The Poetry Corner

Presence Of Mind

By Paul Cameron Brown

Spring heralds the summer with lilacs perched from that door. In snows, a swarm of bushes lie black and apparently rootless as the town's iron-gate bridge collapses under the centre part of the main road. Little enclaves of activity pass as stores, mere centrefolds across busy highway arteries this time of year. I am a grey fleck in my dark wool coat near the perimeter of a winding fence. The casual observer gives me half a chance to be seen in the deathless white, opaque coloured moonstone so still against the field's shores.
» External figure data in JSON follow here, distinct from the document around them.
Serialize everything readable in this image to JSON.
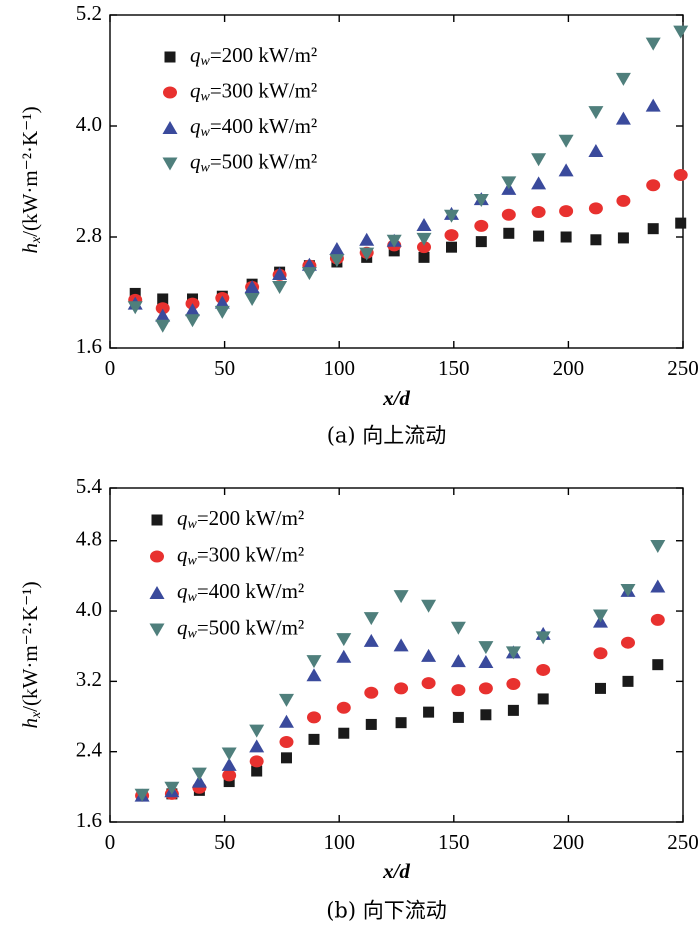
{
  "chart_data": [
    {
      "type": "scatter",
      "caption": "(a) 向上流动",
      "xlabel": "x/d",
      "ylabel": "hx/(kW·m⁻²·K⁻¹)",
      "xlim": [
        0,
        250
      ],
      "xticks": [
        0,
        50,
        100,
        150,
        200,
        250
      ],
      "ylim": [
        1.6,
        5.2
      ],
      "yticks": [
        1.6,
        2.8,
        4.0,
        5.2
      ],
      "legend": "upper left",
      "x": [
        11,
        23,
        36,
        49,
        62,
        74,
        87,
        99,
        112,
        124,
        137,
        149,
        162,
        174,
        187,
        199,
        212,
        224,
        237,
        249
      ],
      "series": [
        {
          "name": "qw=200 kW/m²",
          "color": "#1a1a1a",
          "marker": "square",
          "values": [
            2.19,
            2.13,
            2.13,
            2.16,
            2.29,
            2.42,
            2.49,
            2.53,
            2.58,
            2.65,
            2.58,
            2.69,
            2.75,
            2.84,
            2.81,
            2.8,
            2.77,
            2.79,
            2.89,
            2.95
          ]
        },
        {
          "name": "qw=300 kW/m²",
          "color": "#e8312f",
          "marker": "circle",
          "values": [
            2.12,
            2.03,
            2.08,
            2.14,
            2.26,
            2.39,
            2.49,
            2.57,
            2.63,
            2.71,
            2.69,
            2.82,
            2.92,
            3.04,
            3.07,
            3.08,
            3.11,
            3.19,
            3.36,
            3.47
          ]
        },
        {
          "name": "qw=400 kW/m²",
          "color": "#3a4a9c",
          "marker": "triangle-up",
          "values": [
            2.08,
            1.95,
            2.01,
            2.09,
            2.26,
            2.4,
            2.5,
            2.67,
            2.77,
            2.76,
            2.93,
            3.05,
            3.21,
            3.32,
            3.38,
            3.52,
            3.73,
            4.08,
            4.22,
            null
          ]
        },
        {
          "name": "qw=500 kW/m²",
          "color": "#4f7f7c",
          "marker": "triangle-down",
          "values": [
            2.04,
            1.84,
            1.9,
            1.99,
            2.13,
            2.26,
            2.41,
            2.55,
            2.62,
            2.76,
            2.78,
            3.03,
            3.2,
            3.39,
            3.64,
            3.84,
            4.15,
            4.51,
            4.89,
            5.02
          ]
        }
      ]
    },
    {
      "type": "scatter",
      "caption": "(b) 向下流动",
      "xlabel": "x/d",
      "ylabel": "hx/(kW·m⁻²·K⁻¹)",
      "xlim": [
        0,
        250
      ],
      "xticks": [
        0,
        50,
        100,
        150,
        200,
        250
      ],
      "ylim": [
        1.6,
        5.4
      ],
      "yticks": [
        1.6,
        2.4,
        3.2,
        4.0,
        4.8,
        5.4
      ],
      "legend": "upper left",
      "x": [
        14,
        27,
        39,
        52,
        64,
        77,
        89,
        102,
        114,
        127,
        139,
        152,
        164,
        176,
        189,
        214,
        226,
        239
      ],
      "series": [
        {
          "name": "qw=200 kW/m²",
          "color": "#1a1a1a",
          "marker": "square",
          "values": [
            1.9,
            1.92,
            1.96,
            2.06,
            2.18,
            2.33,
            2.54,
            2.61,
            2.71,
            2.73,
            2.85,
            2.79,
            2.82,
            2.87,
            3.0,
            3.12,
            3.2,
            3.39
          ]
        },
        {
          "name": "qw=300 kW/m²",
          "color": "#e8312f",
          "marker": "circle",
          "values": [
            1.9,
            1.92,
            1.99,
            2.13,
            2.29,
            2.51,
            2.79,
            2.9,
            3.07,
            3.12,
            3.18,
            3.1,
            3.12,
            3.17,
            3.33,
            3.52,
            3.64,
            3.9
          ]
        },
        {
          "name": "qw=400 kW/m²",
          "color": "#3a4a9c",
          "marker": "triangle-up",
          "values": [
            1.9,
            1.95,
            2.06,
            2.25,
            2.46,
            2.74,
            3.27,
            3.48,
            3.66,
            3.61,
            3.49,
            3.43,
            3.42,
            3.53,
            3.74,
            3.88,
            4.23,
            4.28
          ]
        },
        {
          "name": "qw=500 kW/m²",
          "color": "#4f7f7c",
          "marker": "triangle-down",
          "values": [
            1.91,
            1.99,
            2.15,
            2.38,
            2.64,
            2.99,
            3.43,
            3.68,
            3.92,
            4.17,
            4.06,
            3.81,
            3.59,
            3.53,
            3.7,
            3.95,
            4.24,
            4.74
          ]
        }
      ]
    }
  ]
}
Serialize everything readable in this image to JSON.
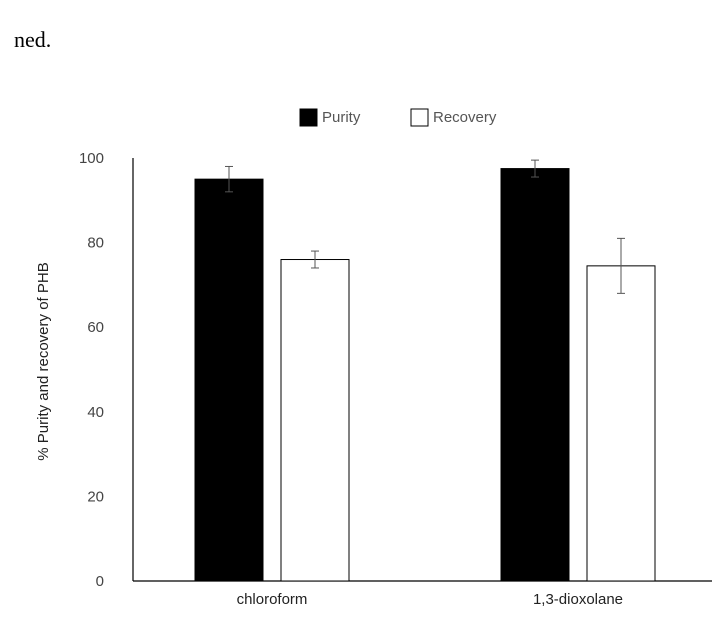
{
  "header_fragment": "ned.",
  "chart_data": {
    "type": "bar",
    "categories": [
      "chloroform",
      "1,3-dioxolane"
    ],
    "series": [
      {
        "name": "Purity",
        "values": [
          95,
          97.5
        ],
        "errors": [
          3,
          2
        ],
        "fill": "#000000"
      },
      {
        "name": "Recovery",
        "values": [
          76,
          74.5
        ],
        "errors": [
          2,
          6.5
        ],
        "fill": "#ffffff"
      }
    ],
    "ylabel": "% Purity and recovery of PHB",
    "xlabel": "",
    "ylim": [
      0,
      100
    ],
    "yticks": [
      0,
      20,
      40,
      60,
      80,
      100
    ],
    "grid": false,
    "legend_position": "top-center"
  }
}
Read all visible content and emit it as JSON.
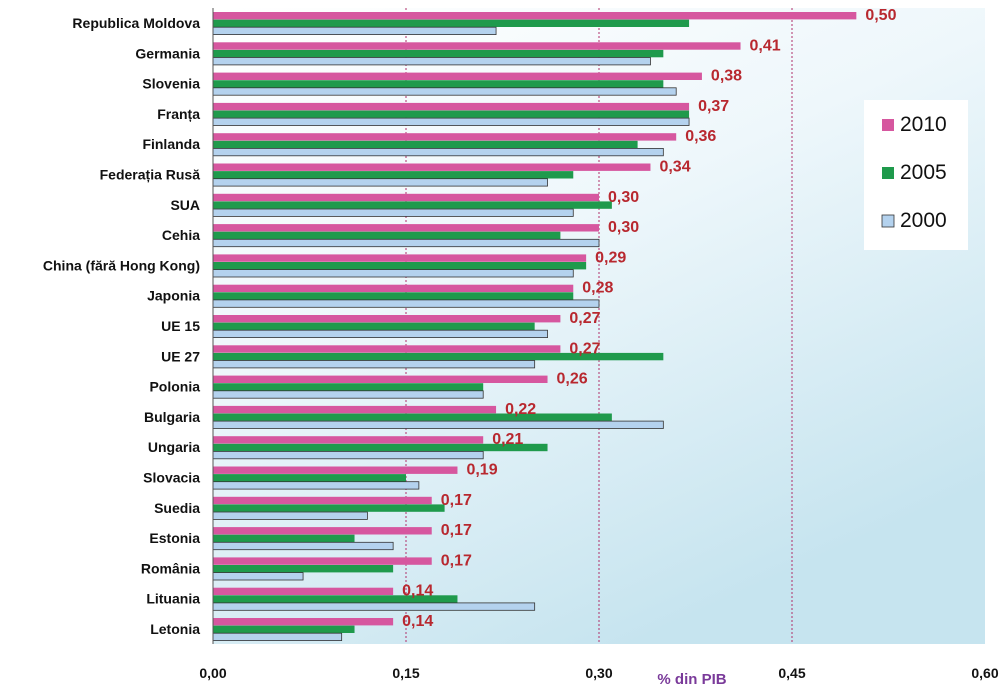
{
  "chart_data": {
    "type": "bar",
    "orientation": "horizontal",
    "categories": [
      "Republica Moldova",
      "Germania",
      "Slovenia",
      "Franța",
      "Finlanda",
      "Federația Rusă",
      "SUA",
      "Cehia",
      "China (fără Hong Kong)",
      "Japonia",
      "UE 15",
      "UE 27",
      "Polonia",
      "Bulgaria",
      "Ungaria",
      "Slovacia",
      "Suedia",
      "Estonia",
      "România",
      "Lituania",
      "Letonia"
    ],
    "series": [
      {
        "name": "2010",
        "color": "#d6579f",
        "labels": [
          "0,50",
          "0,41",
          "0,38",
          "0,37",
          "0,36",
          "0,34",
          "0,30",
          "0,30",
          "0,29",
          "0,28",
          "0,27",
          "0,27",
          "0,26",
          "0,22",
          "0,21",
          "0,19",
          "0,17",
          "0,17",
          "0,17",
          "0,14",
          "0,14"
        ],
        "values": [
          0.5,
          0.41,
          0.38,
          0.37,
          0.36,
          0.34,
          0.3,
          0.3,
          0.29,
          0.28,
          0.27,
          0.27,
          0.26,
          0.22,
          0.21,
          0.19,
          0.17,
          0.17,
          0.17,
          0.14,
          0.14
        ]
      },
      {
        "name": "2005",
        "color": "#1f9a4c",
        "values": [
          0.37,
          0.35,
          0.35,
          0.37,
          0.33,
          0.28,
          0.31,
          0.27,
          0.29,
          0.28,
          0.25,
          0.35,
          0.21,
          0.31,
          0.26,
          0.15,
          0.18,
          0.11,
          0.14,
          0.19,
          0.11
        ]
      },
      {
        "name": "2000",
        "color": "#b4d2ee",
        "values": [
          0.22,
          0.34,
          0.36,
          0.37,
          0.35,
          0.26,
          0.28,
          0.3,
          0.28,
          0.3,
          0.26,
          0.25,
          0.21,
          0.35,
          0.21,
          0.16,
          0.12,
          0.14,
          0.07,
          0.25,
          0.1
        ]
      }
    ],
    "x_ticks": [
      "0,00",
      "0,15",
      "0,30",
      "0,45",
      "0,60"
    ],
    "xlim": [
      0,
      0.6
    ],
    "reference_lines": [
      0.15,
      0.3,
      0.45
    ],
    "xlabel": "% din PIB",
    "legend_position": "right",
    "label_color": "#b8282f"
  }
}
A plaster river, her sides inserted with isle-dotted chunks, hands across a winter solstice tribal dance. Ostensibly, I poke the land from stylized limbo, a chalky substance disturbed with every movement's cough. And if I were to fall, lie down, and cry, the agonized winter's frantic sun would bury me with shadows, give forth dark branches to my freedom. In the growing dark, I ponder white and infinity. The hectic pace of the distant highway absorbs less and less my hope. In private cold, my face burns a tallow white, toes flake in frostbite or erode every sensation. Stars in the dark canopy above are cryptic mourners and people frigid sorrow. Black is my colour as I ebb steadily toward their heights. By morning, when the first wisp of straw or dry leaf catches light near this stringent fence, an occasional passerby with the presence of mind shall comment how lifeless fields are in the clutch of brittle snow.